El crepúsculo se había ya convertido en una penumbra casi nocturna. La masa gris de un autobús de rojos faroles encendidos, pasando y desapareciendo por una calle transversal, lo hizo hundirse con toda su bruma, y se hizo la noche. Caminando en la oscuridad, contesté:

—Entonces no te quejes, has obtenido lo que deseabas. Ella te ha inspirado la voluntad de cambiarla, que anhelabas de corazón, y, al mismo tiempo, no menos querida, la sensación de la imposibilidad de dicho cambio.
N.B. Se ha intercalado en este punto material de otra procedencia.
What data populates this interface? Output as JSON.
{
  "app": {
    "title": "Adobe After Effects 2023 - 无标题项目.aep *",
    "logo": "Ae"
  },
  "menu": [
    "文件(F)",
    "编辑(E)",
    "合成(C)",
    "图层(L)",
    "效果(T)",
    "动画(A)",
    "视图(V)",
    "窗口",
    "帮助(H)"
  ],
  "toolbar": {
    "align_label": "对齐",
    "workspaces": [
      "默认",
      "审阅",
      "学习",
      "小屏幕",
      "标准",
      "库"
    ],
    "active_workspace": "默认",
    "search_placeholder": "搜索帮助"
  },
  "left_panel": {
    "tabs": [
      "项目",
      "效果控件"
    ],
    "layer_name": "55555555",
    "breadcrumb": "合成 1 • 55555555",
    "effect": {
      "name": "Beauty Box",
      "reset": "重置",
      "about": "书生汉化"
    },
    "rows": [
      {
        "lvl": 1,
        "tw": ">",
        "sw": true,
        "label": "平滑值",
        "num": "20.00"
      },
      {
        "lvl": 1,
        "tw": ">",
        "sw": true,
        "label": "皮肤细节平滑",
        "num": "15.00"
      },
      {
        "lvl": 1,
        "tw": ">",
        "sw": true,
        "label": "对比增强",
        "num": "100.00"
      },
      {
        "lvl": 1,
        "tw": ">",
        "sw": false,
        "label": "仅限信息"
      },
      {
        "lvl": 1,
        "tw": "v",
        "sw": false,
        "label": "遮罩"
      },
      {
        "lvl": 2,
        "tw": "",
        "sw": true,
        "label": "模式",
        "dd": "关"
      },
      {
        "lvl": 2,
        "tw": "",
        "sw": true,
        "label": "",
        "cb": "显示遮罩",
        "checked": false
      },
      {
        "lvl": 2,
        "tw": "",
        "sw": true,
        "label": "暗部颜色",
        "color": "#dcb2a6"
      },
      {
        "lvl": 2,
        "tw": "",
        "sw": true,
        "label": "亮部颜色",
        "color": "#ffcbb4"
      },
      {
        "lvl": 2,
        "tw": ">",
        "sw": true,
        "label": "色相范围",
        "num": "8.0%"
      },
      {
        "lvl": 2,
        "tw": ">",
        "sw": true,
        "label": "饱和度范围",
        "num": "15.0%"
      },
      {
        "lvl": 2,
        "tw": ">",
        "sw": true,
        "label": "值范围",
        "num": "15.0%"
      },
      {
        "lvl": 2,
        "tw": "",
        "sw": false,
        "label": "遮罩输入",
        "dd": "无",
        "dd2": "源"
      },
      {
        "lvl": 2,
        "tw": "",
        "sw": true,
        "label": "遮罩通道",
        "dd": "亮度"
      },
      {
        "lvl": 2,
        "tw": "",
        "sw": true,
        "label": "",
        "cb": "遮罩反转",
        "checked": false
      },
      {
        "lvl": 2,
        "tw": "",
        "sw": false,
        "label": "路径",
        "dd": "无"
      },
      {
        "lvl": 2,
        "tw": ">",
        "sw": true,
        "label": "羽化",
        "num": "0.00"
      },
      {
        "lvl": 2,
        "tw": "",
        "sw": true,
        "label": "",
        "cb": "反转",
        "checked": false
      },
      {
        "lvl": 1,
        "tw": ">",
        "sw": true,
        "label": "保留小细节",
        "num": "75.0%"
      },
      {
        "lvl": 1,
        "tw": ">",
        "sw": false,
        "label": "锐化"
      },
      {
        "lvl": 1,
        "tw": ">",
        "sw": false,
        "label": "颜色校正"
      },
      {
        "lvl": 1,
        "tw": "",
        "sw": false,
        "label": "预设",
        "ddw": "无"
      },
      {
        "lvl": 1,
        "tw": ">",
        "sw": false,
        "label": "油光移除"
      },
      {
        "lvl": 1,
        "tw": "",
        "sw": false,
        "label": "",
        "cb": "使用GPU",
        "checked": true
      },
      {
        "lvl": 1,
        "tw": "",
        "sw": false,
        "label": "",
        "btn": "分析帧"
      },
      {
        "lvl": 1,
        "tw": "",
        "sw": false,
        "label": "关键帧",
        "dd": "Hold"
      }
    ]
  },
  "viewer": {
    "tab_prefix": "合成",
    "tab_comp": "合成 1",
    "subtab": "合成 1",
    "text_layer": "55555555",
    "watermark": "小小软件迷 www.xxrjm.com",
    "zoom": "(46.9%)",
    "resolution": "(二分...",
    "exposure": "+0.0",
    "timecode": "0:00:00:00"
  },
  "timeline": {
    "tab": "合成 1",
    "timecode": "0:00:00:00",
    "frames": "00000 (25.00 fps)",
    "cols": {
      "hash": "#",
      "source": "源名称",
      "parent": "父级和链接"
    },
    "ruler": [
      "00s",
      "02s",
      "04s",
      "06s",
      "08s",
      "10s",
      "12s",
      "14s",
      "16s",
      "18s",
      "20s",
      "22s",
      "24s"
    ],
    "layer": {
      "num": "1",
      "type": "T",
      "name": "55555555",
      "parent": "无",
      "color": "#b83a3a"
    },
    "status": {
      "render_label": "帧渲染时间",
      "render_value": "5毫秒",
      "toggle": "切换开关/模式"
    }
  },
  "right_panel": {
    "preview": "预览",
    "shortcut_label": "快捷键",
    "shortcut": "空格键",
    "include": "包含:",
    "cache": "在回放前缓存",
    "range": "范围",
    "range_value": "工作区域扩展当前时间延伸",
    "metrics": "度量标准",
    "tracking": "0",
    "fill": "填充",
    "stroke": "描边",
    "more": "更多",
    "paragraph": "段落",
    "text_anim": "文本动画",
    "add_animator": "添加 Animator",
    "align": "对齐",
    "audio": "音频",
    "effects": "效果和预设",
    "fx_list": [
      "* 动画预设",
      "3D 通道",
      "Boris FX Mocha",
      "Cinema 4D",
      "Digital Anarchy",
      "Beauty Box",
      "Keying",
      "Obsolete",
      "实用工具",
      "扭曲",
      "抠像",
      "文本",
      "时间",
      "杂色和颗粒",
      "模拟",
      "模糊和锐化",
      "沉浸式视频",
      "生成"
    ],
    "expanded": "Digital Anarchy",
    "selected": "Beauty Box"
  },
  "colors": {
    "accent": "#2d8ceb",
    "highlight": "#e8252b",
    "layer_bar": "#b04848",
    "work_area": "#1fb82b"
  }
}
De ella, más no podías esperar.
Contestó: —Eso es verdad, pero no quita que perderla sea muy amargo.

Me reí:

—Cuántas cosas querrías —dije.
Yo había entrado en un gran montón de hojas, sin verlas, y casi experimentaba placer moviendo los pies y haciendo el mayor ruido posible.

—Acaba con eso —dijo Livio—. ¿Qué te ha dado?

Yo tenía las hojas hasta la mitad de la espinilla de tan altas y tupidas. Livio añadió:

—Así que se acabó.

—Eso, se acabó —dije como un eco arrastrando los pies entre las hojas. Me sentía incapaz de tomarme en serio el disgusto de mi amigo. Más aún, experimentaba una especie de sentimiento de hilaridad, como si todo se hubiese producido según un orden preestablecido y superior.